Du bilan complet aux nouvelles technologies

Retarder la perte d'autonomie par la détection des premiers signes de fragilité 

Par
Publié le 08/11/2018
Article réservé aux abonnés
Déambulateur

Déambulateur
Crédit photo : TEK IMAGE/SPL/PHANIE

Au début des années 2000, la notion de fragilité a d'abord été abordée sous l'angle somatique. L'équipe de la gériatre américaine Linda Fried avait alors proposé de mesurer la fragilité par le biais d'un score comportant cinq critères : fatigue ou mauvaise endurance, perte de poids, faiblesse musculaire, ralentissement de la vitesse de marche, sédentarité ou faible activité physique. « Cette approche a très vite été considérée comme réductrice. En effet, les experts ont souhaité tenir compte d'autres aspects, tels que la fragilité cognitive, psychologique et sociale », souligne le Pr Athanase Bénétos, gériatre au CHRU de Nancy.

Repérage personnalisé

La notion de fragilité a fait l'objet de multiples définitions. En gériatrie, un patient est considéré comme fragile lorsqu'il n'arrive pas à retrouver son état antérieur de façon complète et rapide à la suite d'une agression ou d'un stress (hospitalisation, chute, perte d'un proche…). « La fragilité est l'étape qui précède la perte d'autonomie. Notre travail en tant que gériatrie est notamment de détecter cette étape chez nos patients pour ralentir le processus de fragilité et leur donner un maximum de chance de répondre de façon adéquate aux événements stressants de la vie. L'objectif étant de retarder, voire éviter, la perte d'autonomie », note le Pr Bénétos.

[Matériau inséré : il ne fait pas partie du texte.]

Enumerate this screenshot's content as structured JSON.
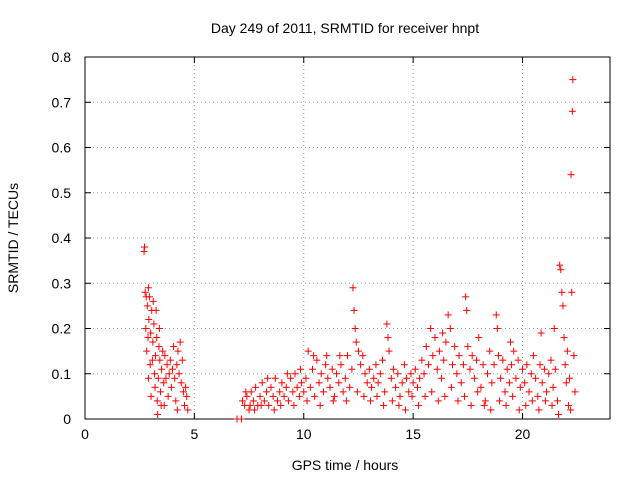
{
  "chart_data": {
    "type": "scatter",
    "title": "Day 249 of 2011, SRMTID for receiver hnpt",
    "xlabel": "GPS time / hours",
    "ylabel": "SRMTID / TECUs",
    "xlim": [
      0,
      24
    ],
    "ylim": [
      0,
      0.8
    ],
    "xticks": [
      0,
      5,
      10,
      15,
      20
    ],
    "yticks": [
      0,
      0.1,
      0.2,
      0.3,
      0.4,
      0.5,
      0.6,
      0.7,
      0.8
    ],
    "xtick_labels": [
      "0",
      "5",
      "10",
      "15",
      "20"
    ],
    "ytick_labels": [
      "0",
      "0.1",
      "0.2",
      "0.3",
      "0.4",
      "0.5",
      "0.6",
      "0.7",
      "0.8"
    ],
    "grid": true,
    "marker": "+",
    "color": "#ff0000",
    "series": [
      {
        "points": [
          [
            2.7,
            0.37
          ],
          [
            2.72,
            0.38
          ],
          [
            2.75,
            0.28
          ],
          [
            2.8,
            0.27
          ],
          [
            2.85,
            0.25
          ],
          [
            2.9,
            0.29
          ],
          [
            2.95,
            0.27
          ],
          [
            2.78,
            0.2
          ],
          [
            2.82,
            0.15
          ],
          [
            2.88,
            0.18
          ],
          [
            2.92,
            0.22
          ],
          [
            2.98,
            0.12
          ],
          [
            3.0,
            0.19
          ],
          [
            3.05,
            0.24
          ],
          [
            3.1,
            0.17
          ],
          [
            3.12,
            0.26
          ],
          [
            3.15,
            0.21
          ],
          [
            3.18,
            0.1
          ],
          [
            3.2,
            0.07
          ],
          [
            3.22,
            0.14
          ],
          [
            3.25,
            0.24
          ],
          [
            3.28,
            0.18
          ],
          [
            3.3,
            0.04
          ],
          [
            3.32,
            0.01
          ],
          [
            3.35,
            0.09
          ],
          [
            3.38,
            0.16
          ],
          [
            3.4,
            0.2
          ],
          [
            3.42,
            0.13
          ],
          [
            3.45,
            0.06
          ],
          [
            3.5,
            0.11
          ],
          [
            3.55,
            0.15
          ],
          [
            3.6,
            0.08
          ],
          [
            3.65,
            0.14
          ],
          [
            3.7,
            0.09
          ],
          [
            3.75,
            0.12
          ],
          [
            3.8,
            0.05
          ],
          [
            3.85,
            0.1
          ],
          [
            3.9,
            0.13
          ],
          [
            3.95,
            0.07
          ],
          [
            4.0,
            0.11
          ],
          [
            4.05,
            0.16
          ],
          [
            4.1,
            0.09
          ],
          [
            4.15,
            0.04
          ],
          [
            4.2,
            0.12
          ],
          [
            4.25,
            0.15
          ],
          [
            4.3,
            0.1
          ],
          [
            4.35,
            0.17
          ],
          [
            4.4,
            0.08
          ],
          [
            4.45,
            0.13
          ],
          [
            4.5,
            0.06
          ],
          [
            4.55,
            0.03
          ],
          [
            4.6,
            0.07
          ],
          [
            4.65,
            0.05
          ],
          [
            4.7,
            0.02
          ],
          [
            3.02,
            0.05
          ],
          [
            3.48,
            0.03
          ],
          [
            4.22,
            0.02
          ],
          [
            3.62,
            0.03
          ],
          [
            3.08,
            0.13
          ],
          [
            2.9,
            0.09
          ],
          [
            6.95,
            0.0
          ],
          [
            7.15,
            0.0
          ],
          [
            7.2,
            0.04
          ],
          [
            7.3,
            0.03
          ],
          [
            7.4,
            0.05
          ],
          [
            7.5,
            0.02
          ],
          [
            7.6,
            0.06
          ],
          [
            7.7,
            0.04
          ],
          [
            7.8,
            0.07
          ],
          [
            7.9,
            0.03
          ],
          [
            8.0,
            0.05
          ],
          [
            8.1,
            0.08
          ],
          [
            8.2,
            0.04
          ],
          [
            8.3,
            0.06
          ],
          [
            8.4,
            0.03
          ],
          [
            8.5,
            0.07
          ],
          [
            8.6,
            0.05
          ],
          [
            8.7,
            0.09
          ],
          [
            8.8,
            0.04
          ],
          [
            8.9,
            0.06
          ],
          [
            9.0,
            0.08
          ],
          [
            9.1,
            0.05
          ],
          [
            9.2,
            0.07
          ],
          [
            9.3,
            0.04
          ],
          [
            9.4,
            0.09
          ],
          [
            9.5,
            0.06
          ],
          [
            9.6,
            0.1
          ],
          [
            9.7,
            0.07
          ],
          [
            9.8,
            0.05
          ],
          [
            9.9,
            0.08
          ],
          [
            7.35,
            0.06
          ],
          [
            7.55,
            0.03
          ],
          [
            7.75,
            0.02
          ],
          [
            8.05,
            0.03
          ],
          [
            8.35,
            0.09
          ],
          [
            8.65,
            0.02
          ],
          [
            8.95,
            0.03
          ],
          [
            9.25,
            0.1
          ],
          [
            9.55,
            0.03
          ],
          [
            9.85,
            0.11
          ],
          [
            10.0,
            0.06
          ],
          [
            10.1,
            0.09
          ],
          [
            10.2,
            0.15
          ],
          [
            10.3,
            0.07
          ],
          [
            10.4,
            0.11
          ],
          [
            10.5,
            0.05
          ],
          [
            10.6,
            0.13
          ],
          [
            10.7,
            0.08
          ],
          [
            10.8,
            0.1
          ],
          [
            10.9,
            0.06
          ],
          [
            11.0,
            0.12
          ],
          [
            11.1,
            0.09
          ],
          [
            11.2,
            0.07
          ],
          [
            11.3,
            0.11
          ],
          [
            11.4,
            0.05
          ],
          [
            11.5,
            0.1
          ],
          [
            11.6,
            0.08
          ],
          [
            11.7,
            0.12
          ],
          [
            11.8,
            0.06
          ],
          [
            11.9,
            0.09
          ],
          [
            12.0,
            0.14
          ],
          [
            12.1,
            0.07
          ],
          [
            12.2,
            0.11
          ],
          [
            12.25,
            0.29
          ],
          [
            12.3,
            0.24
          ],
          [
            12.35,
            0.2
          ],
          [
            12.4,
            0.17
          ],
          [
            12.5,
            0.15
          ],
          [
            12.6,
            0.12
          ],
          [
            12.7,
            0.14
          ],
          [
            12.8,
            0.1
          ],
          [
            12.9,
            0.08
          ],
          [
            13.0,
            0.11
          ],
          [
            13.1,
            0.07
          ],
          [
            13.2,
            0.09
          ],
          [
            13.3,
            0.12
          ],
          [
            13.4,
            0.08
          ],
          [
            13.5,
            0.1
          ],
          [
            13.6,
            0.13
          ],
          [
            13.7,
            0.06
          ],
          [
            13.8,
            0.21
          ],
          [
            13.85,
            0.18
          ],
          [
            13.9,
            0.15
          ],
          [
            14.0,
            0.09
          ],
          [
            14.1,
            0.11
          ],
          [
            14.2,
            0.07
          ],
          [
            14.3,
            0.1
          ],
          [
            14.4,
            0.05
          ],
          [
            14.5,
            0.08
          ],
          [
            14.6,
            0.12
          ],
          [
            14.7,
            0.09
          ],
          [
            14.8,
            0.06
          ],
          [
            14.9,
            0.1
          ],
          [
            15.0,
            0.08
          ],
          [
            15.1,
            0.11
          ],
          [
            15.2,
            0.07
          ],
          [
            15.3,
            0.09
          ],
          [
            15.4,
            0.13
          ],
          [
            15.5,
            0.1
          ],
          [
            15.6,
            0.16
          ],
          [
            15.7,
            0.12
          ],
          [
            15.8,
            0.2
          ],
          [
            15.9,
            0.14
          ],
          [
            16.0,
            0.18
          ],
          [
            16.1,
            0.11
          ],
          [
            16.2,
            0.15
          ],
          [
            16.3,
            0.09
          ],
          [
            16.4,
            0.13
          ],
          [
            16.5,
            0.17
          ],
          [
            16.6,
            0.23
          ],
          [
            16.7,
            0.2
          ],
          [
            16.8,
            0.12
          ],
          [
            16.9,
            0.16
          ],
          [
            17.0,
            0.1
          ],
          [
            17.1,
            0.14
          ],
          [
            17.2,
            0.08
          ],
          [
            17.3,
            0.12
          ],
          [
            17.4,
            0.27
          ],
          [
            17.45,
            0.24
          ],
          [
            17.5,
            0.16
          ],
          [
            17.6,
            0.11
          ],
          [
            17.7,
            0.14
          ],
          [
            17.8,
            0.09
          ],
          [
            17.9,
            0.13
          ],
          [
            18.0,
            0.18
          ],
          [
            18.1,
            0.07
          ],
          [
            18.2,
            0.12
          ],
          [
            18.3,
            0.04
          ],
          [
            18.4,
            0.1
          ],
          [
            18.5,
            0.15
          ],
          [
            18.6,
            0.08
          ],
          [
            18.7,
            0.12
          ],
          [
            18.8,
            0.23
          ],
          [
            18.85,
            0.2
          ],
          [
            18.9,
            0.14
          ],
          [
            19.0,
            0.09
          ],
          [
            19.1,
            0.13
          ],
          [
            19.2,
            0.06
          ],
          [
            19.3,
            0.11
          ],
          [
            19.4,
            0.08
          ],
          [
            19.5,
            0.12
          ],
          [
            19.6,
            0.15
          ],
          [
            19.7,
            0.09
          ],
          [
            19.8,
            0.13
          ],
          [
            19.9,
            0.07
          ],
          [
            20.0,
            0.11
          ],
          [
            20.1,
            0.08
          ],
          [
            20.2,
            0.12
          ],
          [
            20.3,
            0.06
          ],
          [
            20.4,
            0.1
          ],
          [
            20.5,
            0.14
          ],
          [
            20.6,
            0.09
          ],
          [
            20.7,
            0.05
          ],
          [
            20.8,
            0.12
          ],
          [
            20.9,
            0.08
          ],
          [
            21.0,
            0.11
          ],
          [
            21.1,
            0.06
          ],
          [
            21.2,
            0.1
          ],
          [
            21.3,
            0.13
          ],
          [
            21.4,
            0.07
          ],
          [
            21.5,
            0.11
          ],
          [
            21.6,
            0.04
          ],
          [
            21.7,
            0.34
          ],
          [
            21.75,
            0.33
          ],
          [
            21.8,
            0.28
          ],
          [
            21.85,
            0.25
          ],
          [
            21.9,
            0.18
          ],
          [
            21.95,
            0.12
          ],
          [
            22.0,
            0.08
          ],
          [
            22.05,
            0.15
          ],
          [
            22.1,
            0.03
          ],
          [
            22.15,
            0.09
          ],
          [
            22.2,
            0.02
          ],
          [
            22.25,
            0.28
          ],
          [
            22.3,
            0.75
          ],
          [
            22.28,
            0.68
          ],
          [
            22.22,
            0.54
          ],
          [
            22.35,
            0.14
          ],
          [
            22.4,
            0.06
          ],
          [
            10.15,
            0.04
          ],
          [
            10.45,
            0.14
          ],
          [
            10.75,
            0.03
          ],
          [
            11.05,
            0.14
          ],
          [
            11.35,
            0.04
          ],
          [
            11.65,
            0.14
          ],
          [
            11.95,
            0.04
          ],
          [
            12.45,
            0.06
          ],
          [
            12.75,
            0.05
          ],
          [
            13.05,
            0.04
          ],
          [
            13.35,
            0.05
          ],
          [
            13.65,
            0.03
          ],
          [
            14.05,
            0.04
          ],
          [
            14.35,
            0.03
          ],
          [
            14.65,
            0.02
          ],
          [
            14.95,
            0.05
          ],
          [
            15.25,
            0.03
          ],
          [
            15.55,
            0.05
          ],
          [
            15.85,
            0.06
          ],
          [
            16.15,
            0.04
          ],
          [
            16.45,
            0.05
          ],
          [
            16.75,
            0.07
          ],
          [
            17.05,
            0.04
          ],
          [
            17.35,
            0.05
          ],
          [
            17.65,
            0.03
          ],
          [
            17.95,
            0.06
          ],
          [
            18.25,
            0.03
          ],
          [
            18.55,
            0.02
          ],
          [
            18.95,
            0.04
          ],
          [
            19.25,
            0.03
          ],
          [
            19.55,
            0.05
          ],
          [
            19.85,
            0.02
          ],
          [
            20.15,
            0.03
          ],
          [
            20.45,
            0.04
          ],
          [
            20.75,
            0.02
          ],
          [
            21.05,
            0.04
          ],
          [
            21.35,
            0.03
          ],
          [
            21.65,
            0.01
          ],
          [
            21.45,
            0.2
          ],
          [
            20.85,
            0.19
          ],
          [
            19.45,
            0.17
          ],
          [
            16.35,
            0.19
          ]
        ]
      }
    ]
  }
}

Ainsi, toute la difficulté consiste à détecter les premiers signes d'une perte d'autonomie sous-jacente, en l'absence de prise en charge. « Il est d'usage de procéder au repérage de la fragilité chez les patients ayant au moins 70 ans. Mais cette règle ne doit pas exclure le repérage individuel. Par exemple, face à un patient de 63 ans, en rupture professionnelle (retraite récente), psychologique et sociale (isolement), le dépistage de la fragilité s'avère nécessaire », indique le Pr Bénétos.

Bilan complet

Un questionnaire rapide (moins de 10 minutes), réalisable par tout professionnel de santé, permet d'effectuer un premier tri. Les patients qui, d’après ce premier test, présentent des signes de fragilité doivent bénéficier par la suite d'une évaluation gérontologique standardisée. Celle-ci comporte notamment un questionnaire nutritionnel, cognitif, psychologique ainsi que des mises en situation et un examen clinique. « Ce bilan complet permet d'identifier les domaines qui souffrent (somatique, psychologique, cognitif, social…) et qui créent les cascades gériatriques », affirme le Pr Bénétos. L'évaluation du médecin doit être complétée par celle d'autres professionnels : kinésithérapeutes, psychologues, assistants sociaux…

Aujourd'hui, le repérage de la fragilité n'a pas seulement pour objectif de ralentir la perte d'autonomie, il permet également d'établir le rapport bénéfice/risque d'une intervention ou d'un traitement lourd et chronique. Les gériatres travaillent ainsi, plus en plus, en collaboration étroite avec les autres spécialistes (oncologues, orthopédistes, cardiologues…).

La recherche sur la prévention de la dépendance est, par ailleurs, en ébullition. Un important projet européen (étude H2020 « FrailSafe ») étudie actuellement la valeur ajoutée des nouvelles technologies dans le dépistage de la fragilité. « Il s'agit notamment de capteurs de mouvement, de jeux intelligents et de GPS que nous disposons au domicile des patients afin de pouvoir bénéficier en temps réel d'une multitude de données les concernant (mouvements, capacités cognitives, rythme respiratoire et cardiaque, pression artérielle…). Cette étude qui se termine le 30 avril prochain permettra d’ouvrir de nouvelles voies dans le domaine de la prévention gériatrique  », conclut le Pr Bénétos.